/FONTES PRIMÁRIAS PARA A SALA DE AULA 002 – ABOLIÇÃO na tradição oral “perpetuada” pela música

FONTES PRIMÁRIAS PARA A SALA DE AULA 002 – ABOLIÇÃO na tradição oral “perpetuada” pela música

A) JONGO “Pisei na pedra”, evocando a libertação dos escravos pela Princesa Isabel

Natureza e data do texto: quando da sua libertação em 13 de maio de 1888, os homens e mulheres que haviam sido escravizados e trabalhavam nas fazendas de café do Vale do Paraíba “cantaram sem parar por três dias e três noites”* (1) esta música, que ainda hoje é cantada, quase 130 anos depois, pelas comunidades de jongueiros no Brasil afora:

“Eu pisei na pedra

Pedra balanceou

Mundo tava torto

Rainha endireitou”

Interpretação: Pedra, aqui, sem dúvida é Pedro II. Sendo assim, os negros estariam atribuindo a Abolição à sua ação política através de fugas, revoltas e resistência, que teriam pressionado e feito a “pedra” balançar. Notem o protagonismo, a afirmação da ação: “Eu pisei na pedra”. O mundo torto, sem dúvida, é a escravidão, regime injusto, intolerável, desumano. A Rainha é a Princesa Isabel, a quem se agradece, embora seja a ação dos negros que seja colocada como a causa da libertação.

*Fonte da música: SILVA,Eduardo. Dom Obá II, o Príncipe do Povo.p.182.

B) JONGO atribuído a Darcy Monteiro (o saudoso Mestre Darcy da Serrinha, 1932-2002)
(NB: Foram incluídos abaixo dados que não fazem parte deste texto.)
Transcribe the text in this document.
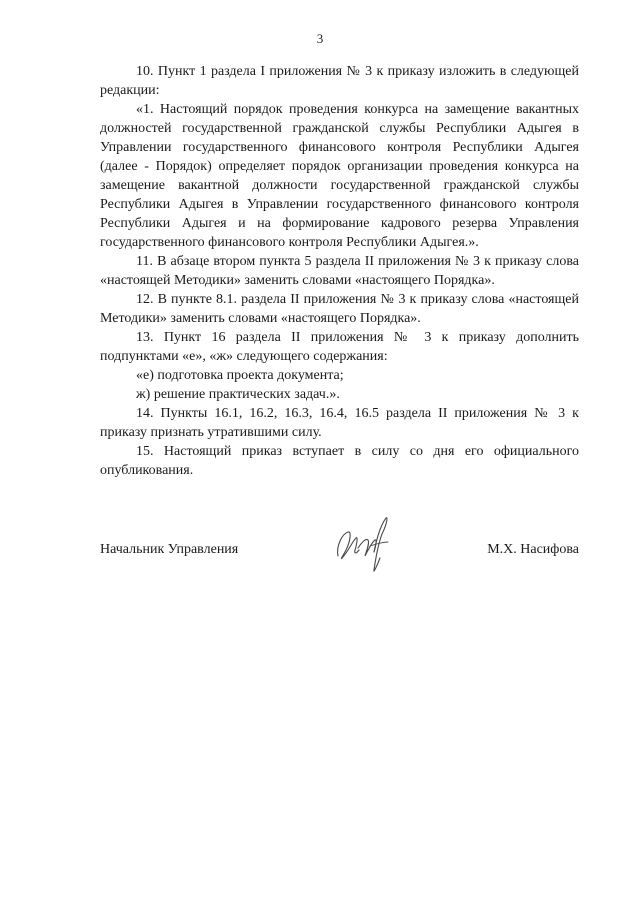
3

10. Пункт 1 раздела I приложения № 3 к приказу изложить в следующей редакции:

«1. Настоящий порядок проведения конкурса на замещение вакантных должностей государственной гражданской службы Республики Адыгея в Управлении государственного финансового контроля Республики Адыгея (далее - Порядок) определяет порядок организации проведения конкурса на замещение вакантной должности государственной гражданской службы Республики Адыгея в Управлении государственного финансового контроля Республики Адыгея и на формирование кадрового резерва Управления государственного финансового контроля Республики Адыгея.».

11. В абзаце втором пункта 5 раздела II приложения № 3 к приказу слова «настоящей Методики» заменить словами «настоящего Порядка».

12. В пункте 8.1. раздела II приложения № 3 к приказу слова «настоящей Методики» заменить словами «настоящего Порядка».

13. Пункт 16 раздела II приложения № 3 к приказу дополнить подпунктами «е», «ж» следующего содержания:

«е) подготовка проекта документа;

ж) решение практических задач.».

14. Пункты 16.1, 16.2, 16.3, 16.4, 16.5 раздела II приложения № 3 к приказу признать утратившими силу.

15. Настоящий приказ вступает в силу со дня его официального опубликования.

Начальник Управления	М.Х. Насифова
Natureza de data do texto: aqui temos o “Pisei na Pedra” recriado a partir do jongo tradicional, por parte de Mestre Darcy, filho de Vovó Maria Joana (1902-1986), vinda de Valença no interior do Estado do Rio de Janeiro (região do Vale do Paraíba). Mestre Darcy, que participou do movimento negro e correu o mundo como músico, decerto deve ter ouvido sua mãe cantar a versão tradicional quando era criança. É interessante notar que ele recriou o jongo, incorporando uma visão mais moderna da Abolição. Estive em uma mesa-redonda com ele em que Mestre Darcy admitiu ter feito esta mudança propositalmente:

“Pisei na pedra

Pedra balanceou

Levanta meu povo

Cativeiro se acabou”

Interpretação: Vejam que a “Princesa” sai de cena e a música conclama o povo a se levantar, relembrando que o cativeiro já acabou, a hora da mudança chegou.

Obs: Creio que estas duas versões podem ser utilizadas em sala de aula para debater o papel da resistência negra na Abolição. E também o processo de recriação da tradição oral negra, que recria os elementos tradicionais incorporando novos significados históricos.